1c) Phonetically similar names, usage of visually similar characters, etc,
can break it too. You can never stop phishing only by relying on names. And
it is just too easy to get a CA to sign off on a name that can fool users.

1d) Even if it was practical, it means no businesses can share a domain
name (and thus share certificates). Even if they use different subdomains.
So users need to know who their host is. But hosts can change too!

2) You need one image per site. It just doesn't scale. The average person
have ~50 logins, IIRC. You also need to sync them between devices, which is
just more attack surface.

3) In case of failure, the phisher still gets the password.

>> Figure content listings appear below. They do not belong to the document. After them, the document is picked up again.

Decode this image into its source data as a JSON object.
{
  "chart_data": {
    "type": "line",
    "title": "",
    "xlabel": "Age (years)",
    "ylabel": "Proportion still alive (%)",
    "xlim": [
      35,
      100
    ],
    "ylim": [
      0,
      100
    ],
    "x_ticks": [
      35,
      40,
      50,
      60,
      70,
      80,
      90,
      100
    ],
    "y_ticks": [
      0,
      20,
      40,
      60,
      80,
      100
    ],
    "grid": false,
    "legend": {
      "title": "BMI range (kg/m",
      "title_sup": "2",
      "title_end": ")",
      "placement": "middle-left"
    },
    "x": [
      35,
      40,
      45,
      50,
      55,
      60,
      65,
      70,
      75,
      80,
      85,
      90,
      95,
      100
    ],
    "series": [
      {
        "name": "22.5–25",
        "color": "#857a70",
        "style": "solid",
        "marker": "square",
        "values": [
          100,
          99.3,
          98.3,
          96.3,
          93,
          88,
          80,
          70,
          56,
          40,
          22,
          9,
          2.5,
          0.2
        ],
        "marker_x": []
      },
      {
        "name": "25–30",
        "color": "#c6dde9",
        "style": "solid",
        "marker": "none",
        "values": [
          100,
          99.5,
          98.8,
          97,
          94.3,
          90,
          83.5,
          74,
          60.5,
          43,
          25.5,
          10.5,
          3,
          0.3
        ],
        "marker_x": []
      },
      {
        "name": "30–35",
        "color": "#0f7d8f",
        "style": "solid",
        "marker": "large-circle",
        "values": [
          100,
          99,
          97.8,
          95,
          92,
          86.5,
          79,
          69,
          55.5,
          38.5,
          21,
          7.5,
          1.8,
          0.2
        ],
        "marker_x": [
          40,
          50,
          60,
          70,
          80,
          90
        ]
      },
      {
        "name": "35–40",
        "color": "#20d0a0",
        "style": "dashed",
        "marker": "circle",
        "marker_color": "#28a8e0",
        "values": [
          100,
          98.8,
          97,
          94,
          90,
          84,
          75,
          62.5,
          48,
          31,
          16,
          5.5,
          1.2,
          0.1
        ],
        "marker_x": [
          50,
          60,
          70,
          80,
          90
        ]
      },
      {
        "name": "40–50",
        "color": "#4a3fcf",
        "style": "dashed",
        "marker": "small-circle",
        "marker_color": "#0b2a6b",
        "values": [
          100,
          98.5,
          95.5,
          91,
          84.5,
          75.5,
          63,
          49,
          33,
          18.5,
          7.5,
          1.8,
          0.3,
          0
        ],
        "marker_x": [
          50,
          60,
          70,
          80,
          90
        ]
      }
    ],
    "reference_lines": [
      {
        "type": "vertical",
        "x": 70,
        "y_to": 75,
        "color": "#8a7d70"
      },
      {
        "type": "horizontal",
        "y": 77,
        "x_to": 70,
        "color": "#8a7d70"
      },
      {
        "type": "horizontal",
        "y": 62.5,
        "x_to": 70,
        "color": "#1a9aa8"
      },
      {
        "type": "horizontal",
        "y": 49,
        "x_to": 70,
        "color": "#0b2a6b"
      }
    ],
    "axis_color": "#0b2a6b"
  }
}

If you're going to modify how TLS is used, just to with the U2F style
phishing resistant solutions where the password never is sent to the
server. Or SRP protocols. Because this solution doesn't require CA:s to do
even more than before, is more robust, and is actually useful.

And instead of images, just use a color scheme the phisher can't guess. You
only need one per user for a browser. Can be shared across all devices of
that user.
If you don't need to tell sites apart because your authentication proof
isn't reusable, then you only need one (1) secret shared with your browser
(assuming an attacker that only wants your credentials - impersonation
leading to the user divulging secrets remains a risk).

And as I also said before, a trusted keyboard shortcut to open the password
prompt is probably also one of the most effective protections possible
(relying on muscle memory as a phishing defense!).

Also note that technically EV certificates does what you ask for. Kind of.
Because of reasons 1a-d above, it still isn't what you want.